La primera lectura de este domingo tiene una verdad hermosa que nos llevará a entender también la realidad de la que Jesús nos habla después:

«Como bajan la lluvia y la nieve desde el cielo, y no vuelven allá sino después de empapar la tierra, de fecundarla y hacerla germinar, para que dé semilla al sembrador y pan al que come, así será mi palabra que sale de mi boca: no volverá a mí vacía, sino que cumplirá mi deseo y llevará a cabo mi encargo». (Is. 55, 10-11)

Del cielo viene el amor, la gracia y la verdad que Dios nos muestra; cae sobre muchos corazones y muchas realidades. Cae sobre muchos tipos de tierra. Pero como dice Dios: “no volverá a mí vacía”. Es una lluvia constante de amor, palabras de vida que obran, muestras de afecto y acciones cotidianas que poco a poco van calando en el alma, en nuestro espíritu, permitiendo que nos encontremos con su verdad.

Este es el milagro cotidiano y constante que tú y yo, a veces sin percibirlo, podemos vivir cada día: la acción de Dios en nuestros corazones que se da gota a gota, consiguiendo que los terrenos más duros, las tierras más secas y áridas, se vayan empapando de su Palabra hasta ablandarse y hacerse fértiles, capaces de albergar frondosos árboles y bellísimas plantas.

Hemos sido creados para ser tierra fecunda, para gozar de la vida plena que Dios nos da, y Él nos ayuda día a día a preparar el terreno.

Por eso, creo que la bellísima parábola del sembrador no se puede separar de esta primera lectura. La parábola nos muestra a ese Sembrador (Dios) que va dejando semillas que caen en el camino, en tierra pedregosa o entre abrojos que las ahogan, y finalmente en tierra buena.

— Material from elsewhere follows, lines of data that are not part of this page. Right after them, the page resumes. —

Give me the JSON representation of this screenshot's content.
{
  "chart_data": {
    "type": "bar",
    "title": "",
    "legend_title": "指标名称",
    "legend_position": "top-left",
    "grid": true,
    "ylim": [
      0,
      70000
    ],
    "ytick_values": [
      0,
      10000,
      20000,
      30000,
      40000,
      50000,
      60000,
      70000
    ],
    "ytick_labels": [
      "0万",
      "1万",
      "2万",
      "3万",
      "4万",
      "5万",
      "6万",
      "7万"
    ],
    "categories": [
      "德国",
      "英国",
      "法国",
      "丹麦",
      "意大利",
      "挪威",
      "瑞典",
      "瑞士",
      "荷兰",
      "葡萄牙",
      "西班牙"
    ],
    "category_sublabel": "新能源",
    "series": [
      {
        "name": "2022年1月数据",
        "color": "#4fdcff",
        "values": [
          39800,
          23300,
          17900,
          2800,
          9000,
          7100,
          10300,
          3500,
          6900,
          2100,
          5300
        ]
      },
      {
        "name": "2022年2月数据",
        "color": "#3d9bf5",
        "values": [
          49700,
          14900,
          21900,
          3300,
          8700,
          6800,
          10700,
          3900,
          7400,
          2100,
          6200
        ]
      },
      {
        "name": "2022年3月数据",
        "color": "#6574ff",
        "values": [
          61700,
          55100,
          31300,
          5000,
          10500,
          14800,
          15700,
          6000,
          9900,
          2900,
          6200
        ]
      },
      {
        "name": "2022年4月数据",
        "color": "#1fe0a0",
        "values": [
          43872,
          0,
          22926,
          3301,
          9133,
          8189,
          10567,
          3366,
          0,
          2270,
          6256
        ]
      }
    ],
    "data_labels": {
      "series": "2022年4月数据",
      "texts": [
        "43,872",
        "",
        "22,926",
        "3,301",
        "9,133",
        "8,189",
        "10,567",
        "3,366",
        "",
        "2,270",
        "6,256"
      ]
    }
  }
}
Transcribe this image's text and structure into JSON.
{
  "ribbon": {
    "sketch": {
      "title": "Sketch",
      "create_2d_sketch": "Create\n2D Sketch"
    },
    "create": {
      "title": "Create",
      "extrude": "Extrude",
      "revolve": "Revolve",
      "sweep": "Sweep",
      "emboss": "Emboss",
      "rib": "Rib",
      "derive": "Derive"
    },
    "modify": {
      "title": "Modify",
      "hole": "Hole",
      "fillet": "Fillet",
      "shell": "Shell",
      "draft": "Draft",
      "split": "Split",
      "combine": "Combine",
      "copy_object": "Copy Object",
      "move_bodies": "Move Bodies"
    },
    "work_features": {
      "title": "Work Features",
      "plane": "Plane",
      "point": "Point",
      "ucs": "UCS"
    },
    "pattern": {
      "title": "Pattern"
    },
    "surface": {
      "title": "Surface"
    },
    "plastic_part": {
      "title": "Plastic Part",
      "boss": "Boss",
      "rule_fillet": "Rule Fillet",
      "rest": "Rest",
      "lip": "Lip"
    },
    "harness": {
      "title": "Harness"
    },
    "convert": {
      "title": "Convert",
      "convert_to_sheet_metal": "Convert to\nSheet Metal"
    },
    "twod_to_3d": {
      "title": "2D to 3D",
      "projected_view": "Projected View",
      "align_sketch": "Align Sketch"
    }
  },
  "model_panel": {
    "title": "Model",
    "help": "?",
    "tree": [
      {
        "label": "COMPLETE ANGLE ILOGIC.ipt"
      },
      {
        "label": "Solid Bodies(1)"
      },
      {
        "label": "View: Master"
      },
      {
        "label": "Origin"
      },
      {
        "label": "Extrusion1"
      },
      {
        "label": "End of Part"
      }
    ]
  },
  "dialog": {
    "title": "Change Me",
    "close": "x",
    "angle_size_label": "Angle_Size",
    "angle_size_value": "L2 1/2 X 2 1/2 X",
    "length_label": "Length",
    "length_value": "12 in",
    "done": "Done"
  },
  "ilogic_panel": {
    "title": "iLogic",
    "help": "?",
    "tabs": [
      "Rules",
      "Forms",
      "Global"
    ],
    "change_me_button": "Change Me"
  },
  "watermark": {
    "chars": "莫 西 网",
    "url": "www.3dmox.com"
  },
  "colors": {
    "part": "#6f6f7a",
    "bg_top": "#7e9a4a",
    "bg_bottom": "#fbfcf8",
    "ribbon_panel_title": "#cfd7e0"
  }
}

Y podría hacernos pensar, a primera vista, en la “mala puntería” del sembrador… Pero no. Creo que es una parábola que nos habla de algo hermoso: de la esperanza que tiene el sembrador en todos y cada uno de nosotros.

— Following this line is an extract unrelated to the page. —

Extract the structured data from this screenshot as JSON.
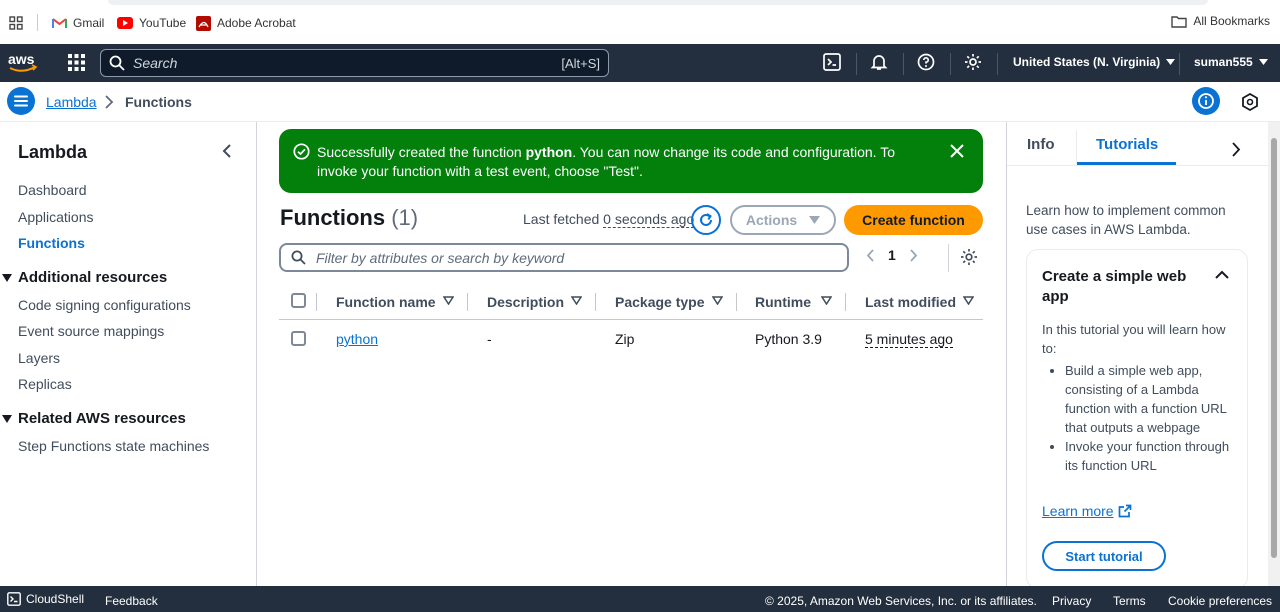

Nosotros albergamos todos estos tipos de suelos y situaciones, pero ¡Él confía! E igual deja la semilla. Sabe que, con sus gotas constantes de gracia, con las situaciones de la vida y las acciones que obran en secreto, irá empapando el suelo del camino, las piedras y los abrojos para transformarlos también en tierra fértil.

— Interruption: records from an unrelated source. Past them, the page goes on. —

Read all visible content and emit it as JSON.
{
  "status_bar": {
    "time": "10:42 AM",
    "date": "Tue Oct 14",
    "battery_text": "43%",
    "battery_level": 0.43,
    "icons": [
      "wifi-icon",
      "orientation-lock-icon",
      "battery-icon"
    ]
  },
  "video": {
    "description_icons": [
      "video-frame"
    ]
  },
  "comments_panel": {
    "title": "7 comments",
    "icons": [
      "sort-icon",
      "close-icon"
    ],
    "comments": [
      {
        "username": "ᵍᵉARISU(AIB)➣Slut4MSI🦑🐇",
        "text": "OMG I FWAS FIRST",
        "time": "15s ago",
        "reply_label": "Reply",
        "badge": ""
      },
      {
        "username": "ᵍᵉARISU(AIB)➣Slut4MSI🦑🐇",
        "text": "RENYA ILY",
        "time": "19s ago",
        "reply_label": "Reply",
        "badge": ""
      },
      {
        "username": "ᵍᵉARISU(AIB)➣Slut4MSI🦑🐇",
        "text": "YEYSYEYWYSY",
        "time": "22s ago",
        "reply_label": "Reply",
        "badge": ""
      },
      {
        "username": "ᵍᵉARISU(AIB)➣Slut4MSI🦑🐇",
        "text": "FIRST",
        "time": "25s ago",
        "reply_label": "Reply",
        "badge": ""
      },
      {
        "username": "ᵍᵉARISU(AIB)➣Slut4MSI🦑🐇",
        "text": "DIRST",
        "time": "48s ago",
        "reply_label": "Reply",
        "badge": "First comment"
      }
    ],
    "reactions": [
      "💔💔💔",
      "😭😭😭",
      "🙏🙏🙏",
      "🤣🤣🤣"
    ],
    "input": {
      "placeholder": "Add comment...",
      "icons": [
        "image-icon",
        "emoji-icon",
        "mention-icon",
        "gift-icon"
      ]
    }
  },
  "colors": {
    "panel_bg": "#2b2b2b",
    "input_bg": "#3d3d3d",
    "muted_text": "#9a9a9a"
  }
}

Imposible para nosotros; muy real y posible para Dios.

Y es así. Tú y yo queremos ser suelos fértiles, tierras dóciles y fecundas. Pero también tenemos durezas, superficialidades, preocupaciones e historias que alteran nuestra tierra. Y frente a eso, tenemos un Padre amoroso que hace llover gotas de gracia, de encuentros, de “casualidades”, de providencias y de gestos de los demás que nos gritan cuánto nos ama.

Gotas de amor en nuestras tierras que hablan con verdad. Gotas que se tradujeron en Palabra Viva y eficaz.

Este domingo demos gracias a Dios porque nos dejó su Palabra, nos dio su verdad y nos regala la gracia para escucharlo, acogerlo y hacer vida en nuestros corazones lo que nos enseña cada día de nuestra vida.

Demos gracias a Dios por las gotas de vida que permite que su Palabra de frutos en todos nuestros suelos, en todos nuestros climas, en todos nuestros días y noches.

Demos gracias a Dios por sus constantes, pacientes y amorosas gotas de amor y gracia.